A y regarder de plus près, « Life » fait aussi la critique à peine déguisée de la société de consommation et du matérialisme à tout prix. Largement indemnisé pour ses « années perdues » derrière les barreaux, Charlie s’achète une belle grande maison mais ne la garnit pas, il n’y a aucun meuble à l’intérieur. Au cours d’une enquête, il tombe amoureux d’une voiture customisée très rapide. Peu après, il rencontre une charmante jeune fille qu’il ne connaît pas et lui offre la voiture.

Comme il a quand même besoin d’une voiture pour se déplacer dans la grande Los Angeles, il finit par se racheter une Maserati dernier modèle. Malheureusement, lors d’une autre enquête, un criminel crible la voiture de balles. Charlie continue pourtant à rouler dans une voiture pleine de courants d’air. Plus tard encore, il retrouve la jeune fille à qui il avait donné sa voiture qui lui rend avec une peinture flower power.

Enfin, Charlie fait confiance à Ted (excellent Adam Arkin, vu dans la série médicale « Chicago Hope ») pour gérer sa fortune alors que c’est un ancien escroc. Si ce n’est pas décalé, ça ? Vous me direz : « Oui, facile quand on est pêté de thunes. » Et bien non, justement car Charlie s’en fiche et poursuit sa vie, le plus sereinement possible tout en n’ayant pas peur d’affronter le danger.

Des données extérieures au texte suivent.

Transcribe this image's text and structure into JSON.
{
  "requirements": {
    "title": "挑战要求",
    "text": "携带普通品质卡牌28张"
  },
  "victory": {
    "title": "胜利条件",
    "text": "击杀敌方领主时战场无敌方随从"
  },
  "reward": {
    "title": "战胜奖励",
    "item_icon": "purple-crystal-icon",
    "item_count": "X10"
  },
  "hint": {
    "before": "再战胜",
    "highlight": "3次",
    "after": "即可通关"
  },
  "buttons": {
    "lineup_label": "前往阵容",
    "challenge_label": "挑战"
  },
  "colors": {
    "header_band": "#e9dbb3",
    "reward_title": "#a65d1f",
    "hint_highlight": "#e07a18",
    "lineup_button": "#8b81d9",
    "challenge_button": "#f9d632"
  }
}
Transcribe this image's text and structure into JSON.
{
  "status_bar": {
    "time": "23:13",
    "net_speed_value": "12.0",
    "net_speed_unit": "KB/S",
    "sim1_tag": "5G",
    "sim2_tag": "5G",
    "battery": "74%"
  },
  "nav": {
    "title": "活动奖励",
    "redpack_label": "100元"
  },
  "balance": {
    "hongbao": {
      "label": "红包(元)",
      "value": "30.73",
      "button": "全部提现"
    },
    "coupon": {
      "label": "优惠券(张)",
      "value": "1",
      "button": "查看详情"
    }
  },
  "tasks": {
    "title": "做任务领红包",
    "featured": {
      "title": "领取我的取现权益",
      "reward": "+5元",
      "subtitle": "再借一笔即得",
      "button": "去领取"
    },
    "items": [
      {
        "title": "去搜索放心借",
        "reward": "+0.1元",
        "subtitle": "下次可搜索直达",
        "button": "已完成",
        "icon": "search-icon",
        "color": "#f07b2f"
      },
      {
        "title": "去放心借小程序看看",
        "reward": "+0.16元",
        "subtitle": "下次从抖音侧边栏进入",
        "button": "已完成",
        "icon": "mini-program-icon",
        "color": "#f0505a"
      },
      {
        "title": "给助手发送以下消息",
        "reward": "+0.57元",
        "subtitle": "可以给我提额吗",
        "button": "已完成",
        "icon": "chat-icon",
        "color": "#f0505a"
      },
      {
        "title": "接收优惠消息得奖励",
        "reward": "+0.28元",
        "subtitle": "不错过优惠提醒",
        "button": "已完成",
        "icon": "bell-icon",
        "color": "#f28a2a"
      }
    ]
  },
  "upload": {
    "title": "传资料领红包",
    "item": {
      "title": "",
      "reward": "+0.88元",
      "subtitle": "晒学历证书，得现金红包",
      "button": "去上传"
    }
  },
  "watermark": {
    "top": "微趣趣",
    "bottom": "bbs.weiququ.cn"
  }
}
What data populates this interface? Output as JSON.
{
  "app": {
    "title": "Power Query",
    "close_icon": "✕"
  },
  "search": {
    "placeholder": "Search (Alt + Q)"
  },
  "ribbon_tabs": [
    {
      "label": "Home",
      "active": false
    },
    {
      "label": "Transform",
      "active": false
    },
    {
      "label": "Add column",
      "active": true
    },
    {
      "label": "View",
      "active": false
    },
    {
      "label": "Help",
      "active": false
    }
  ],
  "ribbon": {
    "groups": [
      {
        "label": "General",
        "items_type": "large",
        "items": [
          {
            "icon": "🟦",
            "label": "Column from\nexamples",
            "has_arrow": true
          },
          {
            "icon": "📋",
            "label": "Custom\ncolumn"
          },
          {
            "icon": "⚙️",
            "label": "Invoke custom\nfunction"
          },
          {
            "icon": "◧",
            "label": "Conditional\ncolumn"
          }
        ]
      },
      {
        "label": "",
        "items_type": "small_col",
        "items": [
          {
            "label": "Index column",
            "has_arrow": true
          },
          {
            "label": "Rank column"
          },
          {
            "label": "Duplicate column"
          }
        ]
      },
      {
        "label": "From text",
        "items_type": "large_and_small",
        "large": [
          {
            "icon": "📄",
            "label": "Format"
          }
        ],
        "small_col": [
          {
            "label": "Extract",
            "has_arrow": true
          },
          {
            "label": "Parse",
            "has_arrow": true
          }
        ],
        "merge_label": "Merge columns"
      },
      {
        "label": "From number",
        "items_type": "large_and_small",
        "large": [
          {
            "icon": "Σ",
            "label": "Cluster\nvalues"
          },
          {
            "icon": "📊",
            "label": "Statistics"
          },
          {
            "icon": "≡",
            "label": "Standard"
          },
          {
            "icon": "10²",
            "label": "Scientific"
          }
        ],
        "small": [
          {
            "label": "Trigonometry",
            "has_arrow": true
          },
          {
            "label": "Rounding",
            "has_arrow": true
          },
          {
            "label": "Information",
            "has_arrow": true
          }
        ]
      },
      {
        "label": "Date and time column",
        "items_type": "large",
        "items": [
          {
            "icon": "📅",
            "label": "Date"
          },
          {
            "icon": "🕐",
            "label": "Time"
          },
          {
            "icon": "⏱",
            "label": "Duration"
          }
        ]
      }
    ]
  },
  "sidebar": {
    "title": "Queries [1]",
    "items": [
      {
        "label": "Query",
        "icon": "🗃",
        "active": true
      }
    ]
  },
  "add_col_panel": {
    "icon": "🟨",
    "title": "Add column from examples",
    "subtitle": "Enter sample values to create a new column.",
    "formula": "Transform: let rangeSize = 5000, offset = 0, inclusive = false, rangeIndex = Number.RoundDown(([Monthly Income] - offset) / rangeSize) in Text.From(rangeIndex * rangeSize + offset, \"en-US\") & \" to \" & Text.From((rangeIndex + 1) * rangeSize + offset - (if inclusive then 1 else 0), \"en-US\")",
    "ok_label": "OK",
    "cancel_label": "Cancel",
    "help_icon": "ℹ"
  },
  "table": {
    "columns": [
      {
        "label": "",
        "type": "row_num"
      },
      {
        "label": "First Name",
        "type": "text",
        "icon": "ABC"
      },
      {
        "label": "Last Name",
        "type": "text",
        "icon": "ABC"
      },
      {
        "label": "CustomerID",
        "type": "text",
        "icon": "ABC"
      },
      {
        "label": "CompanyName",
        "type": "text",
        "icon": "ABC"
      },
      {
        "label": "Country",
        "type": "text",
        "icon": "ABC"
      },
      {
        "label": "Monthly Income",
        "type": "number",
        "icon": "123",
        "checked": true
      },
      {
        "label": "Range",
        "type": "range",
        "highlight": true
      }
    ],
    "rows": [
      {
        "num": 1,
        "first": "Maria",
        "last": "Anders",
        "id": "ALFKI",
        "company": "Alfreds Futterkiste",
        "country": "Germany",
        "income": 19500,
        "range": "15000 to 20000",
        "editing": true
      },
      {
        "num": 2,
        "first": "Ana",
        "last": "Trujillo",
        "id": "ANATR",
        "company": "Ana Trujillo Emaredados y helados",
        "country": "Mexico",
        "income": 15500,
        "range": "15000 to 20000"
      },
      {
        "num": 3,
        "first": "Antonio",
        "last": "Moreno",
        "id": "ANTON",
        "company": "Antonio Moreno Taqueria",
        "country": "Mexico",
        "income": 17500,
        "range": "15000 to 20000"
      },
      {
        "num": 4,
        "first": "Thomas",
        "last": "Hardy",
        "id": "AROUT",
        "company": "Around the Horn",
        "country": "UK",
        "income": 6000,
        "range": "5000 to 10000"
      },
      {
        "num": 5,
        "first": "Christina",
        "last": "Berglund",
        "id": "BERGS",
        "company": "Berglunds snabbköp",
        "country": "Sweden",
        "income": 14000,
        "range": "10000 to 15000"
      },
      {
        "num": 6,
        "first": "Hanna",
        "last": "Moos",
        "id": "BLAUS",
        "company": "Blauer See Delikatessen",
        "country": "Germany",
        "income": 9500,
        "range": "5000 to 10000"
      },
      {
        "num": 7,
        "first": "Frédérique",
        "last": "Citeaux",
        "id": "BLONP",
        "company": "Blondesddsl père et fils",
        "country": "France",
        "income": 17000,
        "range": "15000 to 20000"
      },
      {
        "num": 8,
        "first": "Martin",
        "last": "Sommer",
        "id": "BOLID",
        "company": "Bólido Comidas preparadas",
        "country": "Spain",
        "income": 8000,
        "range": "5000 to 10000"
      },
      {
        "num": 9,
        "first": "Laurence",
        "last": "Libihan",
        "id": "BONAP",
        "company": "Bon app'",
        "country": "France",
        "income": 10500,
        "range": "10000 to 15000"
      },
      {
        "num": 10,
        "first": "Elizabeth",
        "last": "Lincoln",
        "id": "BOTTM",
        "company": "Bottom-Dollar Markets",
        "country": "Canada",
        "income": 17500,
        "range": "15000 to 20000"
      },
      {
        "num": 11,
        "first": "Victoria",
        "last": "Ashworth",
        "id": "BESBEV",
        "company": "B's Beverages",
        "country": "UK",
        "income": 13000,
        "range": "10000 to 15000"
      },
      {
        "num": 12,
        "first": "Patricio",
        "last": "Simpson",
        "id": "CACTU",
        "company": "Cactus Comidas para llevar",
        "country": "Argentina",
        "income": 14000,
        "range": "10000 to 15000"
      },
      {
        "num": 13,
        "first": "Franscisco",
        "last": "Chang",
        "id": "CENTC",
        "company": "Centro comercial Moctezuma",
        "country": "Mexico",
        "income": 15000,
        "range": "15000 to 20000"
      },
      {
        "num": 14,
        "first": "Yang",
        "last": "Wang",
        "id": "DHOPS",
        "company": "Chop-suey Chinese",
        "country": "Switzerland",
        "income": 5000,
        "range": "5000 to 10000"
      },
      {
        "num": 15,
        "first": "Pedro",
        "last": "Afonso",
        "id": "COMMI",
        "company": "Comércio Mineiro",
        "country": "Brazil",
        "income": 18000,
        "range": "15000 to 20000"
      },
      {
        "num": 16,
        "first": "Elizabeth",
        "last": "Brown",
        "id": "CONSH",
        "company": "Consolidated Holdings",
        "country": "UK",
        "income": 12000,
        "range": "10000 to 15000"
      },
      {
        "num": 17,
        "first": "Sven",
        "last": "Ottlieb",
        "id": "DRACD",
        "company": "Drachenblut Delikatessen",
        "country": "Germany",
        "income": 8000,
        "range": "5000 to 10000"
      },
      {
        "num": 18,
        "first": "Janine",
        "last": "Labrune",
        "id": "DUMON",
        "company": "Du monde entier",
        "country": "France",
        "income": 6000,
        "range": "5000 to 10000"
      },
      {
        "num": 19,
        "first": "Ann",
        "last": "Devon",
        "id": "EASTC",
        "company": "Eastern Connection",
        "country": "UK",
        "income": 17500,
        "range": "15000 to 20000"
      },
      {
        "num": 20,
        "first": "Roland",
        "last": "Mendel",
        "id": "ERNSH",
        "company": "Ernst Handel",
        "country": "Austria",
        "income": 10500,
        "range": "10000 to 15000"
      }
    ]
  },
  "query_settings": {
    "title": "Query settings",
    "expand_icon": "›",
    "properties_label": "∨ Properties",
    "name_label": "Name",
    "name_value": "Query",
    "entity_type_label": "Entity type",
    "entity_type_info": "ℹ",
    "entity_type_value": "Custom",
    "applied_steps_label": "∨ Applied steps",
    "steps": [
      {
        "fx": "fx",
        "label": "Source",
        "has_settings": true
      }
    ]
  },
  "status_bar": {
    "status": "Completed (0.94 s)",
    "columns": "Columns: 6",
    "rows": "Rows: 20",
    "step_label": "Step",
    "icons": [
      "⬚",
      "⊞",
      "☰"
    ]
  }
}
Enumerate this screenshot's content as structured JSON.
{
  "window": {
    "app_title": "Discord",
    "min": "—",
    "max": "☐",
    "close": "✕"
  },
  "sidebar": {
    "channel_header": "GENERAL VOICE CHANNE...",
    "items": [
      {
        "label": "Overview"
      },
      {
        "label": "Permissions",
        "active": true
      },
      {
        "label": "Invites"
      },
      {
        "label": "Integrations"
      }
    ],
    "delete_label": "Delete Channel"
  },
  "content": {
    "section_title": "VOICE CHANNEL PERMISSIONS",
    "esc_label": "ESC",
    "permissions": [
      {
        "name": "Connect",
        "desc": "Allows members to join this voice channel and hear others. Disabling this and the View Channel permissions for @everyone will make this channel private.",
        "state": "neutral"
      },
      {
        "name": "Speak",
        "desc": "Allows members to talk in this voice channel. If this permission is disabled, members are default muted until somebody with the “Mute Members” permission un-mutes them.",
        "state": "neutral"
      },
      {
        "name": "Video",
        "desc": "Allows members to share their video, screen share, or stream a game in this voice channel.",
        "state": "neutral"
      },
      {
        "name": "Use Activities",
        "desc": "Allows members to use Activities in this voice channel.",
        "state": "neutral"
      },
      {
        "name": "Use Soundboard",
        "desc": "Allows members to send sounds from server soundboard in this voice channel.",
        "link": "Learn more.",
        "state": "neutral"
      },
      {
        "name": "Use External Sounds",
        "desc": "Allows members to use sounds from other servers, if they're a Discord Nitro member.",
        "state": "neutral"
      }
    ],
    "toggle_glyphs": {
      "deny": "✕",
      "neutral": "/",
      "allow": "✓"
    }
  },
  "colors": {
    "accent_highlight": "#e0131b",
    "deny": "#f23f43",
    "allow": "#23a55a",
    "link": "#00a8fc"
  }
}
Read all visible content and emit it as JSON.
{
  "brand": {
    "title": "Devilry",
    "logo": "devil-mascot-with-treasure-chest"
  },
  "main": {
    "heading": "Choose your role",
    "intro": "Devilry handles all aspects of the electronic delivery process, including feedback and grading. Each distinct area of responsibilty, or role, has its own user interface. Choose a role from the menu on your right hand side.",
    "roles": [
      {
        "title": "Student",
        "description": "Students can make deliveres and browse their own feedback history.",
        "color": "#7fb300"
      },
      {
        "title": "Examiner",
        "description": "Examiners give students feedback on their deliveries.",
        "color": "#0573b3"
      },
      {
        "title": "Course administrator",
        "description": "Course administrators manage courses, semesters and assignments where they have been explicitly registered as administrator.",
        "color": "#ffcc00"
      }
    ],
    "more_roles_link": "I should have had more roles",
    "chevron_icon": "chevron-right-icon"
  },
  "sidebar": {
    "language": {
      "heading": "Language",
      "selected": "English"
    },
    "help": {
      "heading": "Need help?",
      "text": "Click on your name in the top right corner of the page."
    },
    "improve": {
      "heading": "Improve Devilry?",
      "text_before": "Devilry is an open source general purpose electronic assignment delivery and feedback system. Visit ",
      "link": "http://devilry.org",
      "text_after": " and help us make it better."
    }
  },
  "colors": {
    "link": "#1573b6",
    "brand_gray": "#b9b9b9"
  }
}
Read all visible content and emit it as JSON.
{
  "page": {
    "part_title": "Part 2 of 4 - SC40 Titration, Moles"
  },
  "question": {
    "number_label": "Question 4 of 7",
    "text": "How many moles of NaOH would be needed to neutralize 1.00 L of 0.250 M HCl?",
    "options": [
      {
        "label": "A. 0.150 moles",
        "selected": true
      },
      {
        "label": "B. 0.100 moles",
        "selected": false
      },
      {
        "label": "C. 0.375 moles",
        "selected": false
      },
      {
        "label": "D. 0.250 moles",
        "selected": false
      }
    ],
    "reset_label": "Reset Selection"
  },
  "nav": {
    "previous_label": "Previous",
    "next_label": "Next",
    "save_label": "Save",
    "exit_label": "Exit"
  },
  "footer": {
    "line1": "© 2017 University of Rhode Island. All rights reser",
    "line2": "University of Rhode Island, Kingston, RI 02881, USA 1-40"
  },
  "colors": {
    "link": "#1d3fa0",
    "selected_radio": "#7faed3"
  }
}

Tous ces exemples donnent une idée du côté profondément décalé, voire absurde de ce qui arrive au héros de « Life ». Dans le même temps, les scénaristes amènent ces nouveaux éléments de manière totalement inattendue et plausible, ce qui rend la vision de chaque épisode vraiment rafraîchissante quand on la compare à un univers de séries généralement archi-peuplé de flics en tous genres.

C’est l’acteur britannique Damian Lewis qui prête ses traits au personnage de Charlie Crews (en 2002, on l’a vu dans l’excellente mini-série de guerre de Steven Spielberg et Tom Hanks : « Band of Brothers » / « Frères d’armes » sur le débarquement en Normandie). Beau rouquin au charme et au charisme indéniables, il apporte beaucoup de profondeur au rôle et cela le rend particulièrement attachant.

On se demande toujours qu’est-ce qu’il va bien trouver pour coincer le criminel de l’épisode. Il faut aussi souligner l’alchimie entre lui et Dani Reese, sa coéquipière, qui se révèle souvent délicate. Celle-ci remet régulièrement en question ses pratiques et ne cache pas son agacement dans la manière toute personnelle qu’a Charlie de résoudre ou d’avancer dans les enquêtes.

Peu à peu cependant, elle va apprendre à le comprendre, tout en essayant de sortir de ses problèmes personnels. La relation avec leur supérieur, le Capitaine Tidwell, flic assez pêté et charmeur, nous amuse aussi énormément car c’est totalement différent de ce qu’on a pu voir comme supérieur hiérarchique jusqu’alors dans d’autres séries.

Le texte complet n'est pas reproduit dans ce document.